High School Reform

High school reform refers to a concentrated effort on the part of the government to address the growing problems of low achievement and high dropout rates.

These issues are especially prevalent in inner-city high schools as well as rural schools in certain areas of the country. Components of high school reform include proposed initiatives to improve learning environments, help students with academic deficiencies, increase the quality of material taught in the classroom, alleviate overcrowding and strained resources in schools, and prepare students with the skills needed for self-sufficiency after high school.

The need for restructuring of the typical classroom environment has become apparent in recent years due to high percentages of students who graduate from high school without basic skills, particularly in reading, writing, and mathematics. Such students are not prepared to enter either the workforce or college. Studies have shown that this problem can be successfully reduced through increasing high school academic standards.
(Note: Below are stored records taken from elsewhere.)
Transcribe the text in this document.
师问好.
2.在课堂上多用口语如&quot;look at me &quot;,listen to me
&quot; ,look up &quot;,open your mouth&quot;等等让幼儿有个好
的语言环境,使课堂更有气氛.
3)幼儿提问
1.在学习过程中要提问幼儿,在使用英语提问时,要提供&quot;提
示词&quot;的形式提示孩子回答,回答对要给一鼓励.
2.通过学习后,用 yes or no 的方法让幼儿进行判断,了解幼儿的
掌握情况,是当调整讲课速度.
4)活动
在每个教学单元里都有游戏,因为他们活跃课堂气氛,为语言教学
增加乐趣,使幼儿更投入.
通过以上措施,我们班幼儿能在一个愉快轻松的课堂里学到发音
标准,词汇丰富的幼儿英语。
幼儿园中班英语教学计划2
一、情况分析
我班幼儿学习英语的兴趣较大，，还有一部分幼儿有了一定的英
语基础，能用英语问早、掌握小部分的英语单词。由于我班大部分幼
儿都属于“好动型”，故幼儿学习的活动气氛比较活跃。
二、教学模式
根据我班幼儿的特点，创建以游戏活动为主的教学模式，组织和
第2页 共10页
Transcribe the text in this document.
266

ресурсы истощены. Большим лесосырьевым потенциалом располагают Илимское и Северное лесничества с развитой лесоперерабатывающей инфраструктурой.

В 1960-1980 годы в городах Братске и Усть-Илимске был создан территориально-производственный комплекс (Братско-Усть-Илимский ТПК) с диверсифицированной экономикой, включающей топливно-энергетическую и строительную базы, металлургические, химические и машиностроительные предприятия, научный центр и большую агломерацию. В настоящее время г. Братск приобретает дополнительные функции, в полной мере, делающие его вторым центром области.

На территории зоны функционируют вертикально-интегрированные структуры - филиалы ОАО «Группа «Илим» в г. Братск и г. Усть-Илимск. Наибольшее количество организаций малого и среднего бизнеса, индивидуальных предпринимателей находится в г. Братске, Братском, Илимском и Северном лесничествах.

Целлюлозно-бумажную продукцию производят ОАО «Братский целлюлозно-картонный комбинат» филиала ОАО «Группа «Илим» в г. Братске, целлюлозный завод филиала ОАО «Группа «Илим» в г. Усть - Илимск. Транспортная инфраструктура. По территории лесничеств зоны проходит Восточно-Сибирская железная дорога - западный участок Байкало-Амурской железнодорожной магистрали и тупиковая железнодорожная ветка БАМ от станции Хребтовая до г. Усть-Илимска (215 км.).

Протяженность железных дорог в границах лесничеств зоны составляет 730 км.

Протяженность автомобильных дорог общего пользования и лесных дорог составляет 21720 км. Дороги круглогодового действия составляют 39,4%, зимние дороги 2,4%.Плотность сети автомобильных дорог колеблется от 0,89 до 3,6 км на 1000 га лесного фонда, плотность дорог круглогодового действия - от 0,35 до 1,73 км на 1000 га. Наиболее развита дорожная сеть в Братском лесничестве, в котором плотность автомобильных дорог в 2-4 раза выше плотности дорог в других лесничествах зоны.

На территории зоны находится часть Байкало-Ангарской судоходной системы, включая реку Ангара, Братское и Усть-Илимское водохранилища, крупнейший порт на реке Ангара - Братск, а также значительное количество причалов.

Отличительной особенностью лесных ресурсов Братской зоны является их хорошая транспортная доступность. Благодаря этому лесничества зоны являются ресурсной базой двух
Through this component of high school reform, teachers are being asked to present more rigorous coursework as well as raise their expectations for what constitutes acceptable student performance.

Large percentages of high school graduates who enter a higher education setting require remedial coursework. Another main reform initiative is to shift the bulk of remediation to the high school. Extra courses, tutoring, and other similar intervention measures have been proposed as solutions for students with deficiencies. Such extra help can allow them to catch up to the point where they are able to complete a high school curriculum that will prepare them to be successful after graduation.

Overcrowded classrooms present one of the biggest challenges to high school reform. Schools with this problem are disproportionately in low-income areas. One of the more often-suggested solutions is the implementation of charter schools with smaller student-to-teacher ratios, though this has been met with mixed results. The growth of career academies indicates the acknowledgment that many students are better suited to the option of going straight into work rather than college after high school graduation. These specialized high schools equip such students with the skills for decent-paying jobs without the need for a college degree.